London-based Italian solo act Alessio Andalusia, under his Banjo or Freakout alias, provided the remix for "Ion Square" and created an ambient version of the original. The track infuses Bloc Party's blueprint with keyboards, looped strings, and ethereal vocals. Power concluded, "By taking the percolating synth from the end of the original version and wrapping the sweet E. E. Cummings-borrowed lyric—"I carry your heart here with me"—in a dense cloud of treated, looped guitar, he produces a remix that ... offers an interesting, possibly even superior, reading of its source material." Album closer "Your Visits Are Getting Shorter (Optothetic Remix)" was named as a "generic commercial dance music" song by Lee White of This Is Fake DIY.

== Track listing ==
All songs originally written and composed by Bloc Party and remixed by each credited artist.

- The limited edition UK triple LP version and the Japanese edition include "Your Visits Are Getting Shorter" (Double D Remix) is listed as Optothetic Remix.

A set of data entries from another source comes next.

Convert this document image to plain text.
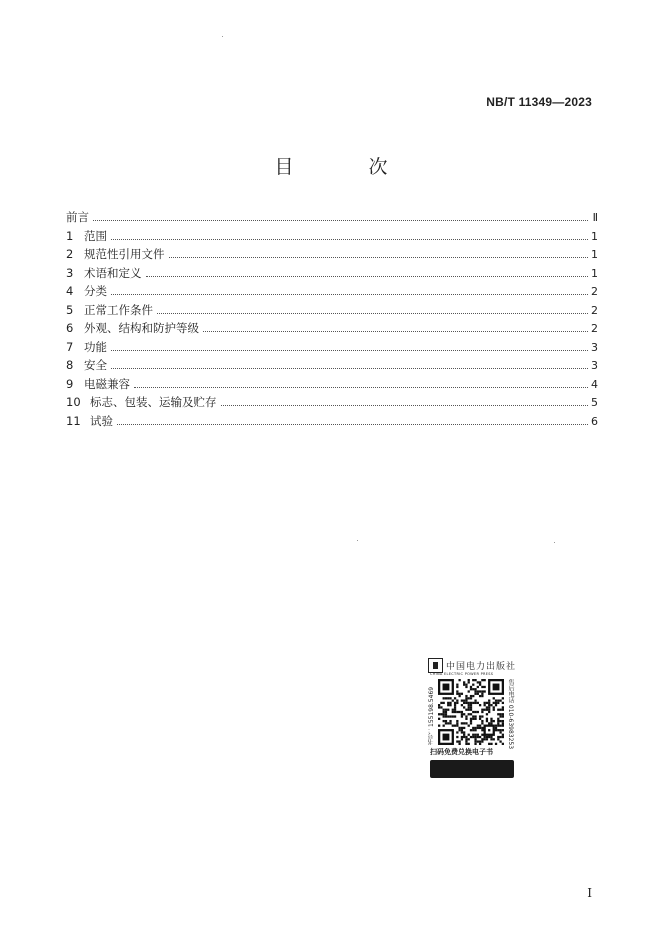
NB/T 11349—2023
目　次
前言	Ⅱ
1 范围	1
2 规范性引用文件	1
3 术语和定义	1
4 分类	2
5 正常工作条件	2
6 外观、结构和防护等级	2
7 功能	3
8 安全	3
9 电磁兼容	4
10 标志、包装、运输及贮存	5
11 试验	6
中国电力出版社
CHINA ELECTRIC POWER PRESS
书号：155198.5469	售后电话 010-63983253
扫码免费兑换电子书
I
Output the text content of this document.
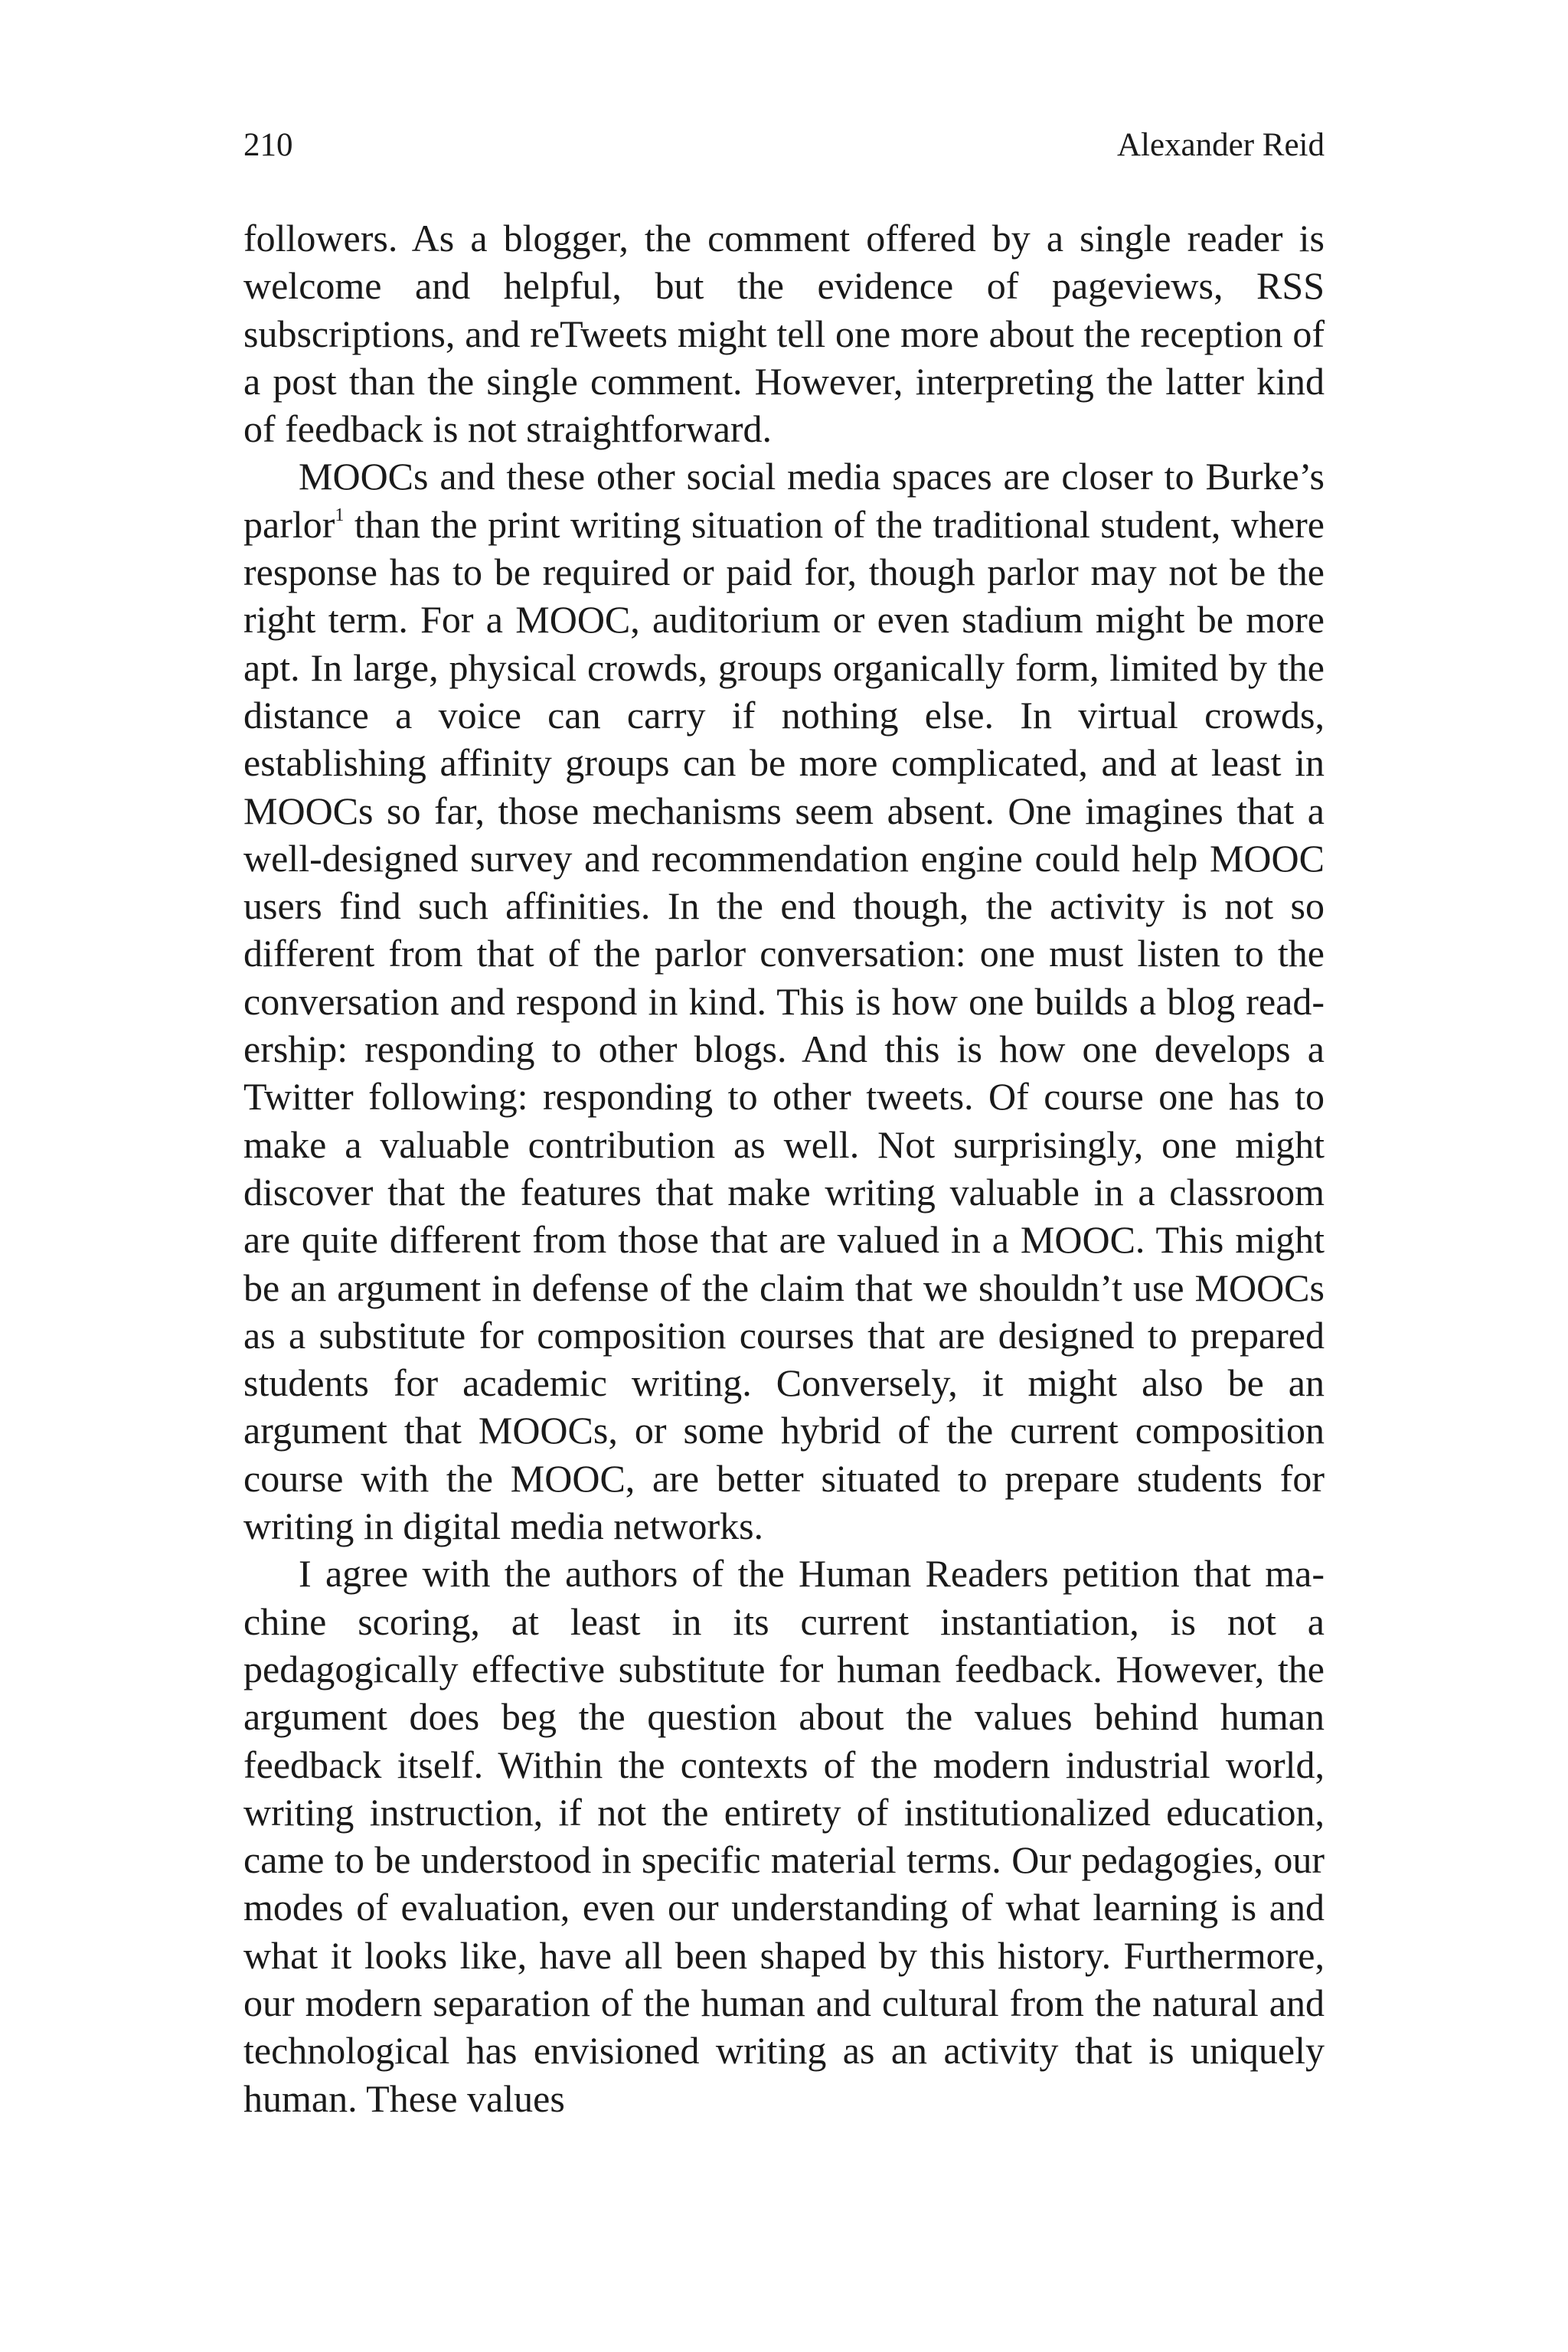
210	Alexander Reid

followers. As a blogger, the comment offered by a single reader is welcome and helpful, but the evidence of pageviews, RSS subscriptions, and reTweets might tell one more about the reception of a post than the single comment. However, interpreting the latter kind of feedback is not straightforward.

MOOCs and these other social media spaces are closer to Burke’s parlor$^1$ than the print writing situation of the traditional student, where response has to be required or paid for, though parlor may not be the right term. For a MOOC, auditorium or even stadium might be more apt. In large, physical crowds, groups organically form, limited by the distance a voice can carry if nothing else. In virtual crowds, establishing affinity groups can be more complicated, and at least in MOOCs so far, those mechanisms seem absent. One imagines that a well-designed survey and recommendation engine could help MOOC users find such affinities. In the end though, the activity is not so different from that of the parlor conversation: one must listen to the conversation and respond in kind. This is how one builds a blog readership: responding to other blogs. And this is how one develops a Twitter following: responding to other tweets. Of course one has to make a valuable contribution as well. Not surprisingly, one might discover that the features that make writing valuable in a classroom are quite different from those that are valued in a MOOC. This might be an argument in defense of the claim that we shouldn’t use MOOCs as a substitute for composition courses that are designed to prepared students for academic writing. Conversely, it might also be an argument that MOOCs, or some hybrid of the current composition course with the MOOC, are better situated to prepare students for writing in digital media networks.

I agree with the authors of the Human Readers petition that machine scoring, at least in its current instantiation, is not a pedagogically effective substitute for human feedback. However, the argument does beg the question about the values behind human feedback itself. Within the contexts of the modern industrial world, writing instruction, if not the entirety of institutionalized education, came to be understood in specific material terms. Our pedagogies, our modes of evaluation, even our understanding of what learning is and what it looks like, have all been shaped by this history. Furthermore, our modern separation of the human and cultural from the natural and technological has envisioned writing as an activity that is uniquely human. These values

Bonus tracks on the Japanese edition
1. - "Talons" (Acoustic) – 4:32
2. "Signs" (Acoustic) – 3:24

| No. | Title | Length |
|---|---|---|
| 1. | "Ares" (Villains Remix) | 5:31 |
| 2. | "Mercury" (Hervé Is in Disarray Remix) | 4:49 |
| 3. | "Halo" (We Have Band Dub) | 4:34 |
| 4. | "Biko" (Mogwai Remix) | 4:24 |
| 5. | "Trojan Horse" (John B Remix) | 6:53 |
| 6. | "Signs" (Armand Van Helden Remix) | 5:47 |
| 7. | "One Month Off" (Filthy Dukes Remix) | 5:47 |
| 8. | "Zephyrus" (Phase One Remix) | 4:10 |
| 9. | "Talons" (Phones R.I.P Mix) | 5:16 |
| 10. | "Better Than Heaven" (No Age Remix) | 3:01 |
| 11. | "Ion Square" (Banjo or Freakout Remix) | 4:24 |
| 12. | "Letter to My Son" (Gold Panda Remix) | 5:33 |
| 13. | "Your Visits Are Getting Shorter" (Optothetic Remix) | 5:06 |

== Release history ==

| Region | Date | Label | Format(s) | Catalog |
| United Kingdom | 11 May 2009 | Polydor | Limited edition LP | 3621210 |
| Wichita Recordings | Limited edition CD, digital download | WEBB210 |
| Europe | CD |
| United States | 26 May 2009 | Atlantic Records | Digital download | — |
| Japan | 27 May 2009 | Hostess | CD | HSE-70062 |

== Chart positions ==

Album

| Chart (2009) | Peak |
|---|---|
| UK Albums Chart | 79 |
| Billboard 200 (US) | — |
| Billboard Dance/Electronic Albums (US) | 15 |
| Belgian Albums Chart (Flanders) | 71 |
| Japanese Albums Chart | — |

Singles

| Song | Peak |
UK
| "Signs (Armand Van Helden Remix)" | 115 |

"—" denotes releases that did not chart.